III. Indication(s) :

*a. Indications admises

La stimulation cérébrale profonde est- en 2014 - une technique reconnue et validée dans le traitement chirurgical des pathologies du mouvement(17,33,9,53).

La maladie de Parkinson correspond à la grande majorité (80%) des indications de stimulations cérébrales profondes. La SCP sera proposée dans d’autres pathologies du mouvement tels que les tremblements essentiels, les dystonies primaires ou secondaires généralisées ou segmentaires. L’indication sera retenue dans un contexte de pharmaco-résistance.

La cible retenue dans la maladie de Parkinson est dans la grande majorité des indications le noyau subthalamique (NST). La stimulation du noyau ventral intermédiaire du thalamaus (Vim) ou du pallidum interne (Gpi) peut se discuter dans des cas précis qui seront décrits dans les chapitres dédiés aux pathologies. La cible retenue dans les dystonies est quasiment uniquement le pallidum interne tandis que pour les tremblements essentiels le Vim (Nx ventral intermédiaire du thalamus) sera la cible de choix.

Enfin, la décision finale d’une stimulation cérébrale profonde est le fruit d’une discussion multidisciplinaire intéressant principalement le neurologue spécialiste en pathologie des mouvements anormaux et le neurochirurgien. Pour ces pathologies, la stimulation cérébrale profonde a aujourd’hui remplacé les gestes ablatifs en première intention.

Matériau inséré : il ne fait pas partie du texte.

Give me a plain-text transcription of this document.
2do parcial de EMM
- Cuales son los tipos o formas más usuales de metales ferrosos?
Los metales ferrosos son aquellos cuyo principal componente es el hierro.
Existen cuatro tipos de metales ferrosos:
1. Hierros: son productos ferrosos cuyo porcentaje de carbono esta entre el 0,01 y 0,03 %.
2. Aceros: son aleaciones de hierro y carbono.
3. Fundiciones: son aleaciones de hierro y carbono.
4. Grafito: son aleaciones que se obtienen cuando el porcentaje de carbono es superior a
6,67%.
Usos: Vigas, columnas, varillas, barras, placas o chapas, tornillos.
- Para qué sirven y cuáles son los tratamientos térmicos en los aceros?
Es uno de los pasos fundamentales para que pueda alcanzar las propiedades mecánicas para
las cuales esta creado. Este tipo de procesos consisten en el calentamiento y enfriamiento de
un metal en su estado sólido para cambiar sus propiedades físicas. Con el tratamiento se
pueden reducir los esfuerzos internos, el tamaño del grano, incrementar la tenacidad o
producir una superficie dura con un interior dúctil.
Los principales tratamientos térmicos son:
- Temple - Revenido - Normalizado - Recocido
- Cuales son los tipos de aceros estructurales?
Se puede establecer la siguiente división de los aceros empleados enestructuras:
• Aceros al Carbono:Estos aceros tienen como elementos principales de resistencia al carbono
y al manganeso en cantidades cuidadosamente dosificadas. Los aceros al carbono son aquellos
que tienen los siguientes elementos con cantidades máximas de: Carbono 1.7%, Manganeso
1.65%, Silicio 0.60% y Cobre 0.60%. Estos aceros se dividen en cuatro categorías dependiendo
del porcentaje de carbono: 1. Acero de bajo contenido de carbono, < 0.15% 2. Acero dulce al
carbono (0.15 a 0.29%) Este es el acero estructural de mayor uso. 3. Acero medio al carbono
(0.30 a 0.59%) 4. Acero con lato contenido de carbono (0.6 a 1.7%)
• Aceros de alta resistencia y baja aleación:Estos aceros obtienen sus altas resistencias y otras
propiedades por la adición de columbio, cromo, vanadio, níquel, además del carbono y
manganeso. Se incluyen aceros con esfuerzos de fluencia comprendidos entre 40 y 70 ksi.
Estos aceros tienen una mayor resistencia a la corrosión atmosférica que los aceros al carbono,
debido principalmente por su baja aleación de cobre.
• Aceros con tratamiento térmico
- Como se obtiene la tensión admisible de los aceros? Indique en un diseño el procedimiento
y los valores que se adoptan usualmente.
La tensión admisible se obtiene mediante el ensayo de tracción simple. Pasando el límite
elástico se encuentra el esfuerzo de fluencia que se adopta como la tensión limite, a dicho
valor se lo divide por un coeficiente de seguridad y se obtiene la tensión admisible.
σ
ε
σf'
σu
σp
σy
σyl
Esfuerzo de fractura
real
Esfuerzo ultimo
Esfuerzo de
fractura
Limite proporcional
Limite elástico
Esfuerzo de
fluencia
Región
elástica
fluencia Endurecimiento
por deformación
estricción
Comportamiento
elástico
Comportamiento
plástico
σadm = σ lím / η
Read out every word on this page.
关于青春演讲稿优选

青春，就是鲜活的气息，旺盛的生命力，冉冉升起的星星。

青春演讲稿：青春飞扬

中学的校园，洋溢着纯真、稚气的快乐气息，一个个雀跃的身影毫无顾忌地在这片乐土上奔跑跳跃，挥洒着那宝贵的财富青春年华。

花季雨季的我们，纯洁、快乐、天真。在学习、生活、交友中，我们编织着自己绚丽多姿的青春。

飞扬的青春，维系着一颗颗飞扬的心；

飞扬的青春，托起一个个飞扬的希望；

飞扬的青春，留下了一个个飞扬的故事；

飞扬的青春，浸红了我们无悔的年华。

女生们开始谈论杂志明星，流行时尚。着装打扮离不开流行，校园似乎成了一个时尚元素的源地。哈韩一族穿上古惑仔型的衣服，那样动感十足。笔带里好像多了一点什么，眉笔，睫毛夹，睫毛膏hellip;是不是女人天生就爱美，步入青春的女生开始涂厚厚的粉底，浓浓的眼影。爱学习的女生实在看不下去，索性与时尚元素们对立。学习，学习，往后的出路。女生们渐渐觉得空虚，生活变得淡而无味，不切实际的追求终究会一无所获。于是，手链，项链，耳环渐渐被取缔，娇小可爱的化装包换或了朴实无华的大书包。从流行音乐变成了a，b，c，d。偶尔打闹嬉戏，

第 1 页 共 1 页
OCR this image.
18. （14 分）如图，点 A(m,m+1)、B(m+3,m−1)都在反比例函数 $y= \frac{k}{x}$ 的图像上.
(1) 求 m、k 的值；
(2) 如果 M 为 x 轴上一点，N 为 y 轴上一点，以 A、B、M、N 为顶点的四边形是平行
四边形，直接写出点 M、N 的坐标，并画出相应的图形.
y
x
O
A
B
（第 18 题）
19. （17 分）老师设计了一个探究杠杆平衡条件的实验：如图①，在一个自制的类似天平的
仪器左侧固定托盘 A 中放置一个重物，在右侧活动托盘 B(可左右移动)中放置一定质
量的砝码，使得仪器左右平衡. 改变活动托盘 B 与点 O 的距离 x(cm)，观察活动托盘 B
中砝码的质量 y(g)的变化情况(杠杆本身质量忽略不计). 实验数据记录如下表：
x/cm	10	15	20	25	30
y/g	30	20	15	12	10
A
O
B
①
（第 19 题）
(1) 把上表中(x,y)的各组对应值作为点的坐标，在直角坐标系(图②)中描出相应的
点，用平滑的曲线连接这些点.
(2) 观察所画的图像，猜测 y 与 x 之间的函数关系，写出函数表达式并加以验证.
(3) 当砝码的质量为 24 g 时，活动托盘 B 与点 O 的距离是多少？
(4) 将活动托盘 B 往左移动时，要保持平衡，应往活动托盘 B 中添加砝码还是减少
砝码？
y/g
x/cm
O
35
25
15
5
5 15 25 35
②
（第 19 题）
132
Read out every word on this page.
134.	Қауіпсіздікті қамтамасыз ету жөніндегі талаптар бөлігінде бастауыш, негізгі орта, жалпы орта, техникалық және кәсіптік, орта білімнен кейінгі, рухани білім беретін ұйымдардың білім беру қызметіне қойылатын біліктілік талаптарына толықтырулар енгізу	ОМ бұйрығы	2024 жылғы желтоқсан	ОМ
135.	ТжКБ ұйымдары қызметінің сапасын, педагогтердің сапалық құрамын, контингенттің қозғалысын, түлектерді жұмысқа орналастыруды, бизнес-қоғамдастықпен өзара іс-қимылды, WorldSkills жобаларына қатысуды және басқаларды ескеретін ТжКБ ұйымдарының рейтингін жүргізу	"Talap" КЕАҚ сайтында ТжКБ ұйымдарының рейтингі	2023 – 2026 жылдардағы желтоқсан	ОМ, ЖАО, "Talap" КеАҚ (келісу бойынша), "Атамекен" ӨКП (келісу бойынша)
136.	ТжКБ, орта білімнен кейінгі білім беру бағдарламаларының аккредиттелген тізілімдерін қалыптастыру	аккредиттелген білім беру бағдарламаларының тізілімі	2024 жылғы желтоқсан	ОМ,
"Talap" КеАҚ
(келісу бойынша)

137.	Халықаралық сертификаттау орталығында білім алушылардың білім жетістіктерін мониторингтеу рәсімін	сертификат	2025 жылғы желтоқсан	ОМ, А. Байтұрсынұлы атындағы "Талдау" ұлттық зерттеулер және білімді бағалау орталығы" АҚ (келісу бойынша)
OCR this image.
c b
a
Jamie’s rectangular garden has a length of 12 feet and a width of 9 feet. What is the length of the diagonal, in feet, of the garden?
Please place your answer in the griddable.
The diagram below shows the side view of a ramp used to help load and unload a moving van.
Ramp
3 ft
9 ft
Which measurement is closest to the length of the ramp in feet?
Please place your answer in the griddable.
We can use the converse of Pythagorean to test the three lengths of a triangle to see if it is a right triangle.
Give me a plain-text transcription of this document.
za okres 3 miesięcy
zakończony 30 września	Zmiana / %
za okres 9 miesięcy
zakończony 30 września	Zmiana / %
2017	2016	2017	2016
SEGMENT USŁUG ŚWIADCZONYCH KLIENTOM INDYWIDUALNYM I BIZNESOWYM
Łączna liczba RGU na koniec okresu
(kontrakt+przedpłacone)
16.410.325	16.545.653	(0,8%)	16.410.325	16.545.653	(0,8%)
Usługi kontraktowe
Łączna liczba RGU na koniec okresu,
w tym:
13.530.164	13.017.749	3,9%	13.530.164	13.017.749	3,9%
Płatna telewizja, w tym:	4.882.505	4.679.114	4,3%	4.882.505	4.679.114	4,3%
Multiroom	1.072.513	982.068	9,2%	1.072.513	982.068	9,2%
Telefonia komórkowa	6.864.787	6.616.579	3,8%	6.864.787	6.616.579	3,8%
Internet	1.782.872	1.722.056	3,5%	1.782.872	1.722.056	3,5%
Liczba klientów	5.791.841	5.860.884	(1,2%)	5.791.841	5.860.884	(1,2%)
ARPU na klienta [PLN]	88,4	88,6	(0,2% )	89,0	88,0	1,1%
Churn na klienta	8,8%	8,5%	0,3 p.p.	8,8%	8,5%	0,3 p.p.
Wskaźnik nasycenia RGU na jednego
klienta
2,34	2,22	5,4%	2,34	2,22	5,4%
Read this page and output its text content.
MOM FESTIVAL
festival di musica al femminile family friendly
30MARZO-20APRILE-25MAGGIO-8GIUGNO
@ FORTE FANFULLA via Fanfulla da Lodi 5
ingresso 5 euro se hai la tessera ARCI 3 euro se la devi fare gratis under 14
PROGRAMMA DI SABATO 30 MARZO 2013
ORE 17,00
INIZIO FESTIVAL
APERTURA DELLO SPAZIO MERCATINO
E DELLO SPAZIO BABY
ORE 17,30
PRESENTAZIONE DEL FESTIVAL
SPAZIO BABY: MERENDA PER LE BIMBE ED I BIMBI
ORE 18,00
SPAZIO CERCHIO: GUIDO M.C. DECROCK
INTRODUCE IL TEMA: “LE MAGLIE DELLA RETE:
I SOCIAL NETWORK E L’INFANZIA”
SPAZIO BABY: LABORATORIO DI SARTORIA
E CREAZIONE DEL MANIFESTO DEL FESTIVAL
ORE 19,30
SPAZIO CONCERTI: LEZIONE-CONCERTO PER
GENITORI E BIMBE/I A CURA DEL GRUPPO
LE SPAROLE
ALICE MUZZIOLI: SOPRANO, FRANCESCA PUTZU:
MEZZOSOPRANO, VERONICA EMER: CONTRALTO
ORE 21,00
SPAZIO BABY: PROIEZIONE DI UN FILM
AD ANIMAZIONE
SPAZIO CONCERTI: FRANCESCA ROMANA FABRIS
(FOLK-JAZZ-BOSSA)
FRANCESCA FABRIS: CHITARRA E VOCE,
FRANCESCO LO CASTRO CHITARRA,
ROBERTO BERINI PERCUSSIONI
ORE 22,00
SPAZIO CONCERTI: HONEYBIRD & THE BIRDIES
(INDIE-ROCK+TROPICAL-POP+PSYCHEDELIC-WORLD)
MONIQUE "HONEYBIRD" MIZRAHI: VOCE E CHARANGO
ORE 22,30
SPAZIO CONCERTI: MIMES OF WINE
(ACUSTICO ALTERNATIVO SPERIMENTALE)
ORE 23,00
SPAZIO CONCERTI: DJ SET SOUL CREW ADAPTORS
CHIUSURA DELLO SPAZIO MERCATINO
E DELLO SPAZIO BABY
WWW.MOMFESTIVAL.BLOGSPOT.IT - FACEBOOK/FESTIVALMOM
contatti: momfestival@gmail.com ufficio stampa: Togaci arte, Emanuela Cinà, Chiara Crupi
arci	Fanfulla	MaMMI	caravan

*b. Indications en cours d’évaluation et/ou futures :

De nouvelles indications sont en cours d’évaluation, en particulier dans certaines pathologies du comportement tels que les troubles obsessionnels compulsifs, les syndromes dépressifs majeurs, des pathologies du mouvement et du comportement comme le syndrome de Gilles de la Tourette, des pathologies de la douleur (algies vasculaires de la face) ou encore dans certains syndromes épileptiques(24).

Ces prises en charge restent encore à ce jour du domaine de la recherche clinique et n’ont pas été validées sur le long terme.